Primero fue el invierno. Llegó sin avisar, cubriéndolo todo con su
manto de nieve y de frío. Vino con dedos de hielo que estrangulaban el alma,
soltando lo justo para dejarla respirar. Fue el invierno más largo, el de la
soledad y la inseguridad escritas con letras mayúsculas. La época hostil, el despertar
más cruel. Salir del espejo para descubrir, atónita, que nada era como ella
creía. Ese oscuro invierno aprendió a construir muros y a lanzar dagas
afiladas. Aprendió a hibernar, a dejar sentimientos en barbecho. Y también, a
rebelarse. A protegerse.
Atrás quedó el invierno y llegó entonces la primavera. Un renacer
de alegría y vitalidad.
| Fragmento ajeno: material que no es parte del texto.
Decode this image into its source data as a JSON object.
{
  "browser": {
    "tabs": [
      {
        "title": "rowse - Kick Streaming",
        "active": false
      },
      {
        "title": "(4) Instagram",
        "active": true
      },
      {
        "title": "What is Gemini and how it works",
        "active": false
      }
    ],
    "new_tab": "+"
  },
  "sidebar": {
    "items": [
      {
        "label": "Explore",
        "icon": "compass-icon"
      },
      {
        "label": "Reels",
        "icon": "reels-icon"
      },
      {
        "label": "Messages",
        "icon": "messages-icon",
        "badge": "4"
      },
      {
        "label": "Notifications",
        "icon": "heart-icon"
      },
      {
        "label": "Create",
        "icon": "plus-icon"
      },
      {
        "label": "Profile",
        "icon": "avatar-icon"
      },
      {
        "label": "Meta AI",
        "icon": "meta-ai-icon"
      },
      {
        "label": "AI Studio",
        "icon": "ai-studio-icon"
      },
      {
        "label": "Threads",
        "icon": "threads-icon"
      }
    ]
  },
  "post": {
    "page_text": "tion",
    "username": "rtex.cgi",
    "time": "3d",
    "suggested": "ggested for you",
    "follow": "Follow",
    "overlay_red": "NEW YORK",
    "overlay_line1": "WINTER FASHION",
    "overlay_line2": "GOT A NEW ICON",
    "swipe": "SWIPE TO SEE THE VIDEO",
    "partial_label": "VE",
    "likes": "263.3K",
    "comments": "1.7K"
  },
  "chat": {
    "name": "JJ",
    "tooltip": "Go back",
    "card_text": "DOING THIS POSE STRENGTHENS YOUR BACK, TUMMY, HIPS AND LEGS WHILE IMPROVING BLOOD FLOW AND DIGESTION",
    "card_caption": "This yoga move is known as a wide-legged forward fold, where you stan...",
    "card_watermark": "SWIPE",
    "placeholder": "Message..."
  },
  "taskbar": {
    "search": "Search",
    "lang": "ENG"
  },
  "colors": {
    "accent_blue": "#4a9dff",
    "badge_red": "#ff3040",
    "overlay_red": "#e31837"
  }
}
Una flamante sonrisa de estreno a la conquista de
nuevas experiencias. Y aun así, joven e inexperta. Exuberante y efímera. Unos
bonitos pies descalzos que ganan confianza a cada paso que dan, descubriendo un
suelo cada vez más firme bajo ellos. Los días que se alargan y templan hasta
que puede, por fin, alzar el vuelo y avanzar.
Se adentró así, sin sospecharlo, en un caluroso y asfixiante
verano. La pilló desprevenida y con la guardia baja. Confiada esta vez.
Sabiéndose más sabia y experta. Lo que empezase como unas vacaciones de ensueño
se tornó, en poco tiempo, en una calma chicha, por momentos angustiosa, de la
que no veía el modo de escapar. Hasta que recordó que no solo sabía volar y,
zambulléndose en el agua, se alejó nadando.
Y a nado firme desembocó, por fin, en un hermoso otoño de tonos
cálidos y mullidas alfombras de hojas secas. En un lugar donde detenerse y
dejarse mecer por el viento. Un momento de calma. De plenitud. Un otoño que
ensancha el espíritu y que, ojalá este sí, sea de hoja perenne.